Here’s a fun paradox in the semiconductor cold war: the US has spent years trying to slow China’s chip ambitions, and China’s leading memory chipmaker just posted revenue growth that would make a SaaS startup blush.
Changxin Memory Technologies, better known as CXMT, reported first-quarter 2026 revenue of approximately $7.3 billion. That’s a 700% year-over-year increase. For context, the company’s entire 2025 revenue was about $8.6 billion, meaning it nearly matched a full year’s haul in a single quarter.
The export control tightrope
Since October 2022, US export controls have required licenses for shipping equipment and technology needed to produce DRAM at 18nm half-pitch or below. The intent was straightforward: keep China from manufacturing cutting-edge memory chips that power everything from AI servers to military systems.
Yangtze Memory Technologies Co., another major Chinese chipmaker, was placed on the Bureau of Industry and Security’s Entity List in 2022. That move effectively cut YMTC off from critical American tooling and know-how.

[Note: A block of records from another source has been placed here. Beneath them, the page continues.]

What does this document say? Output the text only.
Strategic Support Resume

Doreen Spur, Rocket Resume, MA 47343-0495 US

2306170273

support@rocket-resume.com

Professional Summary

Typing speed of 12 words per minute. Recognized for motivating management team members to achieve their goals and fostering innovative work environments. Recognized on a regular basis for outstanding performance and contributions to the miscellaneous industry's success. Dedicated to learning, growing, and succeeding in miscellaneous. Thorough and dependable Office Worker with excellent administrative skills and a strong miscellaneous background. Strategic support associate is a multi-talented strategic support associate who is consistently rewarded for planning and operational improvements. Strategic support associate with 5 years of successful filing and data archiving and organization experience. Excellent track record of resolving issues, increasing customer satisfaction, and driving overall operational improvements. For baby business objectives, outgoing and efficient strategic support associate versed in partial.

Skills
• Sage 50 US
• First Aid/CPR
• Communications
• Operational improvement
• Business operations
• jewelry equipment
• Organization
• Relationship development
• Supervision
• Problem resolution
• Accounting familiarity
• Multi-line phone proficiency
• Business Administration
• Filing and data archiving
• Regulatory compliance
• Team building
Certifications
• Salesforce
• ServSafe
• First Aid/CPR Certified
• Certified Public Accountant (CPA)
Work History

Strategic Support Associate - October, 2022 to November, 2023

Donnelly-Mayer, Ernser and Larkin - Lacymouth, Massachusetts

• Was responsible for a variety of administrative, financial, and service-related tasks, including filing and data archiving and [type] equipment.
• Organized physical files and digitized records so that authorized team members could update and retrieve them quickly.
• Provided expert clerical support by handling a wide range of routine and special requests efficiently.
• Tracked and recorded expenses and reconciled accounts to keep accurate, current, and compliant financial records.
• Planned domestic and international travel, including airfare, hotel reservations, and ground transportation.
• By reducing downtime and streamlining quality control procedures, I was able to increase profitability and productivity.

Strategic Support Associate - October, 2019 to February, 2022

CXMT, however, has avoided that fate. The company remains off the BIS Entity List as of mid-2026, giving it a narrow but meaningful lane to continue operating and advancing. While general export restrictions apply to the broader category of advanced DRAM production, staying off the Entity List means CXMT faces fewer absolute prohibitions on acquiring certain tools and components.
Big contracts, bigger ambitions
In June 2026, CXMT landed a multi-year server DRAM supply deal with Tencent valued at over 20 billion yuan, roughly $3 billion. That’s one of China’s largest tech conglomerates betting real money on domestically produced memory chips for its cloud and AI infrastructure.
CXMT has also demonstrated advancements in DDR5 memory production and has presented gate-all-around transistor design insights at the IEEE International Electron Devices Meeting. The company’s push into high-bandwidth memory production adds another dimension. HBM is the memory technology strapped directly onto AI accelerators, and if CXMT can produce competitive HBM at scale, it reduces China’s dependence on SK Hynix and Samsung, which currently dominate that market.
Washington sharpens its tools
In April 2026, lawmakers introduced the MATCH Act, legislation specifically designed to close export control loopholes affecting CXMT, YMTC, and Semiconductor Manufacturing International Corporation (SMIC). Rather than relying on broad, technology-based restrictions, the MATCH Act targets specific production facilities.
The broader US strategy rests on a theory that controlling access to the most advanced manufacturing equipment, predominantly made by ASML in the Netherlands, Applied Materials and Lam Research in the US, and Tokyo Electron in Japan, can maintain a durable technological gap.
What this means for investors
Micron Technology, Samsung Electronics, and SK Hynix have long operated in a cozy three-player market where supply discipline kept margins healthy. CXMT’s single-quarter revenue of $7.3 billion puts it in the same conversation as established memory giants. For Micron in particular, which has significant exposure to Chinese customers, the risk is twofold: losing sales to CXMT in China while facing potential price pressure globally as CXMT increases supply.
If the US moves CXMT onto the Entity List, it would represent a major escalation with unpredictable consequences for global DRAM supply and pricing. If it doesn’t, CXMT’s growth trajectory suggests the current export control framework may need a fundamental rethink.